The wide range of trading decisions that cause price moves unrelated to business value includes trading for identifiable economic reasons of the trader, such as portfolio rebalancing selling shares to fund personal needs or desires, such as a child’s education or the remodeling of a kitchen and, most notoriously of all, day trading for purposes of speculation and gambling. Let’s start with that one.
Day trading is usually not based on fundamental values but on momentum, sector rotation, and other technical tactics of the type ridiculed earlier. When trades are based on these things, they move prices. Those moves, having nothing to do with values, widen the gap between price and value. This exacerbates Mr. Market’s peaks and valleys and feeds irrational exuberance and irrational despair.
Day trading is thus among the worst developments capital markets have seen in their history for purposes of maintaining an orderly or sensible market, much less an efficient one. Many day traders are probably perfectly rational people, many are not. Aberrations may get headlines, but some of the day trader stunts captured by the mainstream press warrant attention. The Atlanta day trader who gunned down nine people and then himself in the summer of 1999 after suffering staggering day trading losses is a glaring example. So too is the fun-loving 44-year-old family man who took early retirement with his wife and their $780,000 nest egg only to murder the money day trading and then attempt to murder his wife. Hardly tales of high rationality, and the woeful tales of these hapless folks are not isolated examples or aberrations. A Senate committee held hearings on day trading in early 2000 accompanied by a blistering report cataloging its numerous plagues. The report focused on the industry that supports day trading and emphasized the need for greater industry risk disclosure, licensing, and minimum financial requirements for traders. But it is also a brief against the sagacity of the pernicious practice.
The most compelling conclusions of the report are that 75% of day traders lose money and that a typical day trader has to generate gains of $110,000 a year just to break even after costs. That figure is breathtaking, but the idea is not new. Classic studies have shown that someone who tries to time the market and move in and out of it quickly to exploit its gyrations has to be right 70% of the time to profit.

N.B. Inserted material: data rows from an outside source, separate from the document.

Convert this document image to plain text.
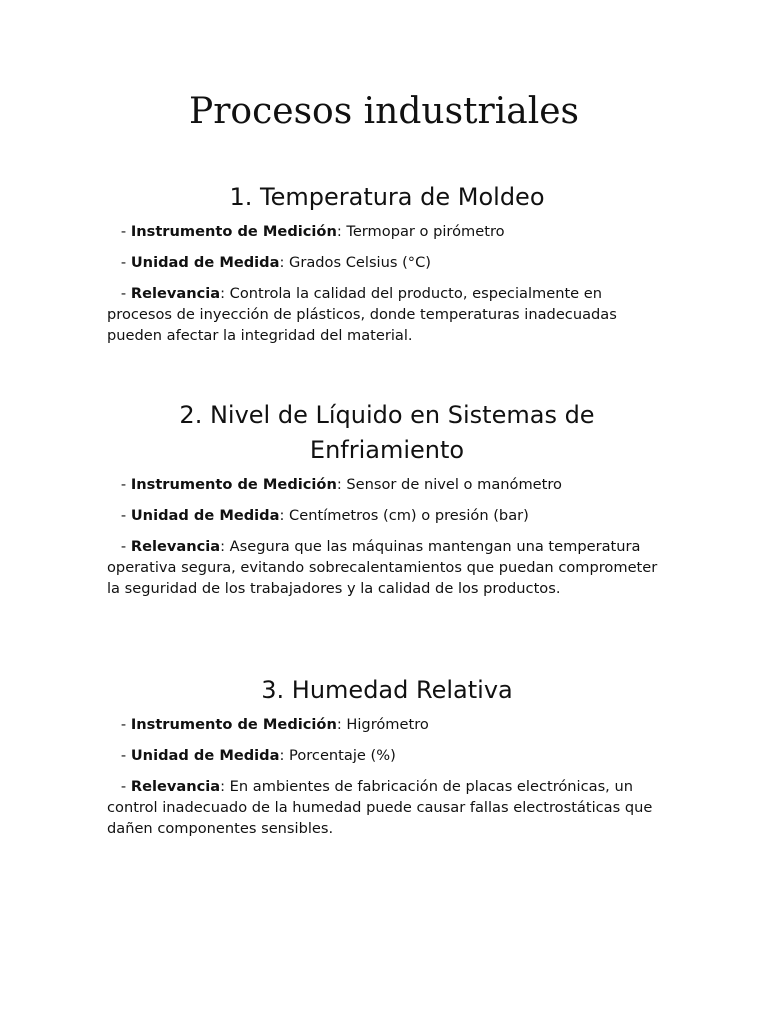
Procesos industriales
1. Temperatura de Moldeo

- Instrumento de Medición: Termopar o pirómetro

- Unidad de Medida: Grados Celsius (°C)

- Relevancia: Controla la calidad del producto, especialmente en procesos de inyección de plásticos, donde temperaturas inadecuadas pueden afectar la integridad del material.

2. Nivel de Líquido en Sistemas de Enfriamiento

- Instrumento de Medición: Sensor de nivel o manómetro

- Unidad de Medida: Centímetros (cm) o presión (bar)

- Relevancia: Asegura que las máquinas mantengan una temperatura operativa segura, evitando sobrecalentamientos que puedan comprometer la seguridad de los trabajadores y la calidad de los productos.

3. Humedad Relativa

- Instrumento de Medición: Higrómetro

- Unidad de Medida: Porcentaje (%)

- Relevancia: En ambientes de fabricación de placas electrónicas, un control inadecuado de la humedad puede causar fallas electrostáticas que dañen componentes sensibles.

Do you know anybody who can perform that well consistently? Even the best hitters in baseball say, Rod Carew, George Brett, and even Ted Williams bat at most .400.
An equally important if slightly more benign source of trader volatility is the practice of “rebalancing.” Ironically, this practice was promoted mainly by those who use modern portfolio theory and believe in market efficiency. Rebalancing goes something like this: If you start with ten stocks each bought for 10% of the total cost of your portfolio, some will rise in price and some will fall. The rebalancer says that after a year or another arbitrary interval, look at the new pricing. Suppose five went up and five went down, both in proportion. Now your portfolio has five stocks constituting 75% of the holdings and five stocks constituting 25%. The rebalancer says you should shed some of those in the 75% group to reduce their role in the overall holdings.